Reputation: 311
This question concerns how to de-center and "restore" the data in a lower dimension after performing PCA.
I'm doing a simple principal component analysis with sklearn. As I understand it, the implementation should take care of (1) centering the data when creating components and (2) de-centering the data after transformation. However, after transforming the data it is still centered. How can I project the data to a lower dimensional space while preserving the characteristics of the original data? Given that I would do dimensionality reduction on high dimensional data, I wouldn't have the appropriate mean for each principal component, how can that be derived?
Reducing 3 dimensions to 2 dimensions:
import numpy as np
import matplotlib.pyplot as plt
from sklearn.decomposition import PCA
X = np.array([[-1, -1, -1], [-2, -1, -1], [-3, -2, -3], [1, 1, 1], [2, 1, 2], [3, 2, 3]]) + 3
X.shape
(6, 3)
fig = plt.figure(figsize=(10, 8), dpi= 80, facecolor='w', edgecolor='k')
ax = fig.add_subplot(111, projection='3d')
ax.scatter(X[:,0], X[:,1],X[:,2], '*')
plt.title('original')
plt.show()
PCA with 2 components:
pca = PCA(n_components=2)
pca.fit(X)
X_trans =pca.transform(X)
X_trans.shape
(6, 2)
plt.plot(X_trans[:,0], X_trans[:,1], '*')
plt.show()
What I would like to do at this stage is to "restore" my data in this lower dimension, such that the value of the data points correspond to the original data. It should still only have 2 dimensions, but not be centered around the mean.

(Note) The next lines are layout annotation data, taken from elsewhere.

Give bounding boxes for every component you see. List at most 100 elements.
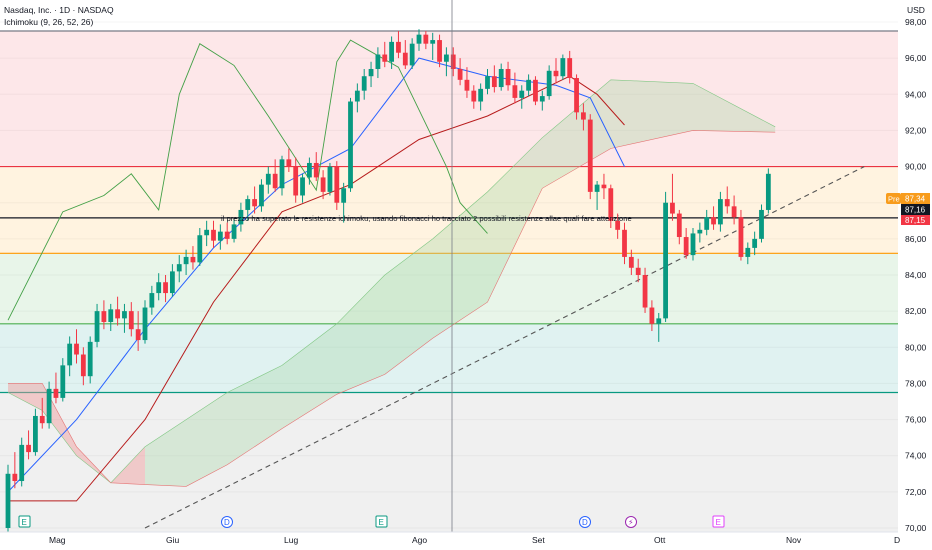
candle: [361, 68, 367, 100]
candle: [163, 275, 168, 303]
candle: [252, 186, 257, 214]
candle: [67, 336, 73, 377]
candle: [430, 32, 436, 60]
candle: [224, 222, 230, 245]
candle: [676, 209, 682, 245]
split-marker[interactable]: ⚡: [625, 516, 637, 528]
candle-body: [272, 173, 278, 189]
candle-body: [539, 96, 545, 102]
candlesticks: [5, 29, 771, 538]
candle: [313, 152, 319, 182]
candle: [53, 372, 59, 404]
candle: [471, 85, 477, 109]
candle: [519, 85, 525, 109]
candle-body: [587, 119, 593, 192]
candle: [259, 179, 264, 212]
y-tick-label: 96,00: [905, 53, 927, 63]
y-tick-label: 90,00: [905, 162, 927, 172]
candle-body: [430, 40, 436, 44]
candle: [581, 103, 586, 131]
candle: [231, 218, 237, 243]
candle-body: [156, 282, 162, 294]
candle-body: [526, 79, 531, 91]
earnings-marker[interactable]: E: [712, 515, 725, 528]
event-markers[interactable]: E D E D ⚡ E: [18, 515, 725, 528]
candle-body: [738, 217, 744, 257]
candle: [622, 222, 627, 265]
candle: [211, 220, 216, 248]
candle-body: [279, 159, 285, 189]
candle-body: [211, 229, 216, 241]
candle: [553, 58, 559, 84]
candle: [587, 114, 593, 200]
prev-value: 87,15: [905, 216, 926, 225]
candle: [217, 224, 223, 250]
x-tick-label: Ott: [654, 535, 666, 545]
candle: [142, 300, 148, 344]
candle: [183, 249, 189, 275]
candle: [690, 228, 696, 261]
dividend-marker[interactable]: D: [221, 516, 233, 528]
svg-text:D: D: [582, 518, 588, 527]
candle: [704, 209, 710, 236]
candle-body: [307, 162, 312, 178]
candle-body: [87, 341, 93, 377]
candle: [286, 148, 292, 172]
candle: [149, 285, 155, 315]
candle-body: [546, 70, 552, 97]
candle-body: [752, 238, 758, 248]
candle: [759, 204, 764, 243]
candle: [464, 67, 470, 98]
dividend-marker[interactable]: D: [579, 516, 591, 528]
candle-body: [670, 202, 675, 214]
candle-body: [293, 166, 299, 196]
candle: [478, 83, 484, 111]
candle: [491, 65, 497, 93]
trendline-dashed[interactable]: [144, 166, 865, 529]
candle-body: [60, 365, 66, 398]
earnings-marker[interactable]: E: [18, 515, 31, 528]
candle: [348, 97, 353, 192]
candle: [416, 29, 422, 51]
candle-body: [457, 68, 463, 80]
candle: [724, 186, 730, 214]
candle: [752, 231, 758, 256]
candle: [745, 242, 751, 265]
candle: [238, 202, 244, 232]
candle-body: [690, 233, 696, 256]
chikou-span-line: [7, 39, 488, 321]
candle-body: [224, 231, 230, 239]
chart-annotation[interactable]: il prezzo ha superato le resistenze ichi…: [221, 214, 632, 223]
svg-text:E: E: [716, 518, 721, 527]
candle: [382, 41, 388, 68]
candle: [122, 303, 127, 333]
candle-body: [217, 231, 223, 241]
candle: [197, 228, 203, 266]
candle-body: [39, 415, 45, 424]
y-tick-label: 74,00: [905, 451, 927, 461]
candle-body: [46, 388, 52, 424]
candle-body: [512, 85, 518, 98]
x-tick-label: Lug: [284, 535, 298, 545]
candle-body: [402, 52, 408, 66]
fib-zone: [0, 323, 898, 393]
candle-body: [409, 43, 415, 66]
candle: [245, 195, 251, 221]
y-tick-label: 92,00: [905, 125, 927, 135]
candle: [375, 47, 381, 79]
candle-body: [533, 79, 538, 102]
x-tick-label: Set: [532, 535, 545, 545]
candle: [697, 222, 703, 243]
candle: [279, 155, 285, 196]
candle: [594, 181, 600, 210]
candle: [444, 47, 449, 77]
candle-body: [464, 79, 470, 91]
candle-body: [348, 101, 353, 189]
candle: [33, 408, 38, 456]
price-axis[interactable]: USD 70,00 72,00 74,00 76,00 78,00 80,00 82,00 8…: [886, 0, 932, 550]
candle: [156, 273, 162, 301]
x-tick-label: Giu: [166, 535, 180, 545]
time-axis[interactable]: Mag Giu Lug Ago Set Ott Nov D: [0, 531, 932, 550]
earnings-marker[interactable]: E: [375, 515, 388, 528]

Performing inverse transform, as suggested below, actually brings me back to 3 dimensions
X_approx = pca.inverse_transform(X_trans)
X_approx.shape
(6, 3)
I want to remain in 2 dimensions but still have my data as resemble it's original form as closely as possible and not be centered around the mean.
Upvotes: 3
Views: 1497
Reputation: 39052
You are just fitting the data and plotting the transformed data. To get the original data back in a lower dimension, you need to use
inverse_transform
which gives you the original data back as I show below in the plot. From the docs:
inverse_transform(X)
Transform data back to its original space.
pca = PCA(n_components=2)
pca.fit(X)
X_trans =pca.transform(X)
X_original = pca.inverse_transform(X_trans)
plt.plot(X_original[:,0], X_original[:,1], 'r*')
Upvotes: 3